Vistos, “a pedra no sapato”
Depois de ter convivido com vários cabo-verdianos em Coimbra, Ana Cordeiro casou com um cabo-verdiano e acabou por adoptar, há muitos anos, também Cabo Verde como seu país. Actualmente reside no Mindelo, mas já viveu na Praia. Como observadora atenta pôde acompanhar o desenvolvimento de Cabo Verde. Também ela e a família passaram pelo mesmo tipo de carestia que era a vida nos primeiros anos da independência. Hoje, acredita que apesar de todos os pesares, as relações entre os dois países são as melhores.
“Apesar de todos os motivos que havia para ressentimentos, os sentimentos mais negativos foram praticamente ultrapassados, eles só vêm ao de cima, às vezes, quando acontece alguma coisa onde há contornos racistas. Aí, o ressentimento em relação ao antigo colonizador vem ao de cima. Mas, tendo em atenção o que foi a violência, o que foi, de facto, a guerra, do abandono económico, eu acho que podemos considerar que, neste momento, as relações, por exemplo, entre Cabo Verde e Portugal, que é o que eu conheço bem, não poderiam ser melhores”, argumenta.
Contudo, há obstáculo, que, na sua opinião, está a impedir que as relações entre Praia e Lisboa sejam perfeitas: a questão dos vistos.

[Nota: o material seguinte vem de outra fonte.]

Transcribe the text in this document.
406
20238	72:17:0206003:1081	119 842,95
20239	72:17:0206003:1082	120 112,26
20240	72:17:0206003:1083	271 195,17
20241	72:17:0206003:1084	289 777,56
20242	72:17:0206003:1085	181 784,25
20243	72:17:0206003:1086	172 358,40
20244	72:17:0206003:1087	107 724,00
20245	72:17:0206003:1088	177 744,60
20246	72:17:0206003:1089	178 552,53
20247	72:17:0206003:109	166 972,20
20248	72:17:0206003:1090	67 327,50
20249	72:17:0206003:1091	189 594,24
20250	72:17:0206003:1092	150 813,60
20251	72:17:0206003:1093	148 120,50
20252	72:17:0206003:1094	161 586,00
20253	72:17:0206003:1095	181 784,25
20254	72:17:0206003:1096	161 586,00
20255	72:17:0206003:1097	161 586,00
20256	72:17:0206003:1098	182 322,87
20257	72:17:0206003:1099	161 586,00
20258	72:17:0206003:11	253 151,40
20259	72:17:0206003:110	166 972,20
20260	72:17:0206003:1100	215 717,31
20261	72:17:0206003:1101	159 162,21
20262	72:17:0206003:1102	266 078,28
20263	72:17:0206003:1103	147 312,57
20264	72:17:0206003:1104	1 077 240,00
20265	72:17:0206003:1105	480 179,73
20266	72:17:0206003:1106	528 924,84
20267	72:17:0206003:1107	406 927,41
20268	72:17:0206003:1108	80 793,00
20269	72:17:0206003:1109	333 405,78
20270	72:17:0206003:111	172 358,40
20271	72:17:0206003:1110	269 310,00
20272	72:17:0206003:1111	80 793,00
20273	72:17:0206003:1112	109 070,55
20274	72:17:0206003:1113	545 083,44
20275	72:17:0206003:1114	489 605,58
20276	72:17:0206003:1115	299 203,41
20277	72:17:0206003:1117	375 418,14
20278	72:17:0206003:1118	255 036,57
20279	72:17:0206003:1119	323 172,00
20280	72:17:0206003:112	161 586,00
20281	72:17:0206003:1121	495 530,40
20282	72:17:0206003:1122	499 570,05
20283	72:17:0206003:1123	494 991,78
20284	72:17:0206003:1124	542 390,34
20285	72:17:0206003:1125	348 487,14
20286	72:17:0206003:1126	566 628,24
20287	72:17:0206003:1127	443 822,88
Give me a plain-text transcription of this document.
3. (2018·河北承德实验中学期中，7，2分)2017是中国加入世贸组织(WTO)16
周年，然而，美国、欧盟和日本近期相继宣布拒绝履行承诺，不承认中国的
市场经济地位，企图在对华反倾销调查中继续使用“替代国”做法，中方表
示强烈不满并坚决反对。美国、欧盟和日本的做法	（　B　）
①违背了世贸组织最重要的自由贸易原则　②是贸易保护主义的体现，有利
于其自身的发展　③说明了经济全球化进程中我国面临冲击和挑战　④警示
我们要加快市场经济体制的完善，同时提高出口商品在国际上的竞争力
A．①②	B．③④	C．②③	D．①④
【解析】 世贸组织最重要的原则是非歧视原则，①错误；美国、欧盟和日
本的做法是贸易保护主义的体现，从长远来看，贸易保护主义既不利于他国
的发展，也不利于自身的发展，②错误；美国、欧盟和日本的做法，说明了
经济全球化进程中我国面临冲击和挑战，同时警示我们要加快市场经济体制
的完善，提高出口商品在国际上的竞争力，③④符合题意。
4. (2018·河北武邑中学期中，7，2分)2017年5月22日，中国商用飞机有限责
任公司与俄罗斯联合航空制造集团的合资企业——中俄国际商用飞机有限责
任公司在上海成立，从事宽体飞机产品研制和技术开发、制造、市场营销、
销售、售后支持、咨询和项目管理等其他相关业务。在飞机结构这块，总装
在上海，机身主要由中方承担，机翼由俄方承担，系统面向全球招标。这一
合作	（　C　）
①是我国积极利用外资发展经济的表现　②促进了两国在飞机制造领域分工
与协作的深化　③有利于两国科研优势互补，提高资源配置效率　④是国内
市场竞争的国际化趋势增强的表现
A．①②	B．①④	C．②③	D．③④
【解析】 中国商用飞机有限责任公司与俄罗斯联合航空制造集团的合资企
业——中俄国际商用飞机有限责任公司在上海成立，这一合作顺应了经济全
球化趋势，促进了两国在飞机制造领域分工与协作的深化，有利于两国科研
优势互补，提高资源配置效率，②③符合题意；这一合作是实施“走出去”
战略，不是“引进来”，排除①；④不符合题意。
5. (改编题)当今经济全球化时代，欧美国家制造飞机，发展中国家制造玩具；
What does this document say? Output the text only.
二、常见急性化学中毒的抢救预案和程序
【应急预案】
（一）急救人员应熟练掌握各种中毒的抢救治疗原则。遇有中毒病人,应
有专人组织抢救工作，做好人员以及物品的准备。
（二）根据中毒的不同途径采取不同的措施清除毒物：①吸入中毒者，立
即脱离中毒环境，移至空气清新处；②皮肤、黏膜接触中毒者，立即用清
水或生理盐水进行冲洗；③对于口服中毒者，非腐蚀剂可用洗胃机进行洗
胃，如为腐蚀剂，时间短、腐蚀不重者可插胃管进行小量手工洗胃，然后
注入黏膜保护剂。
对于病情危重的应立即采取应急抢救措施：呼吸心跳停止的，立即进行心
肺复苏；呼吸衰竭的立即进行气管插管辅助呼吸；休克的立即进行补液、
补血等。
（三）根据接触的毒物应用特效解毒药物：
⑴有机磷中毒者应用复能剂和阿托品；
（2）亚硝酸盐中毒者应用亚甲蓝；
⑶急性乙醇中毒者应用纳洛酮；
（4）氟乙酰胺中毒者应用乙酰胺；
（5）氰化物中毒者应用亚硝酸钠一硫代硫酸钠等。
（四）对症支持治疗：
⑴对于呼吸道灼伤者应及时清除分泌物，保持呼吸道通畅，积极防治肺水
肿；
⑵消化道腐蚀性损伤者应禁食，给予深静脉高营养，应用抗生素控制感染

“Nós vemos aqui, nos jovens cabo-verdianos, uma assunção de uma identidade africana, mais por rejeição de alguma aproximação à Europa, até porque a Europa lhes fecha as portas. E, isso, é importante que isso seja resolvido. Portugal tem que encontrar uma forma de não fechar as portas, sobretudo aos jovens, porque as outras pessoas mais velhas até conseguem pela sua situação económica, estabilidade económica viajar, os jovens não, têm esta porta completamente fechada”.
Porém, a nossa entrevistada acredita que, no contexto da visita recente de Luís Montenegro, primeiro-ministro de Portugal, a Cabo Verde, é sinal de reconhecimento da importância das relações entre os dois países, embora não esteja muito crente na resolução dos problemas.
“A solução não é fácil porque dificilmente se pode encontrar uma solução só para Cabo Verde, não é? É preciso ter em conta os outros países de expressão portuguesa, porque, se fosse só Cabo Verde, o problema já estaria resolvido. Mas também é preciso ter cuidado com o seguinte: Cabo Verde precisa de emigrantes qualificados e nisso não podemos despovoar as ilhas dos seus melhores recursos humanos”, finaliza.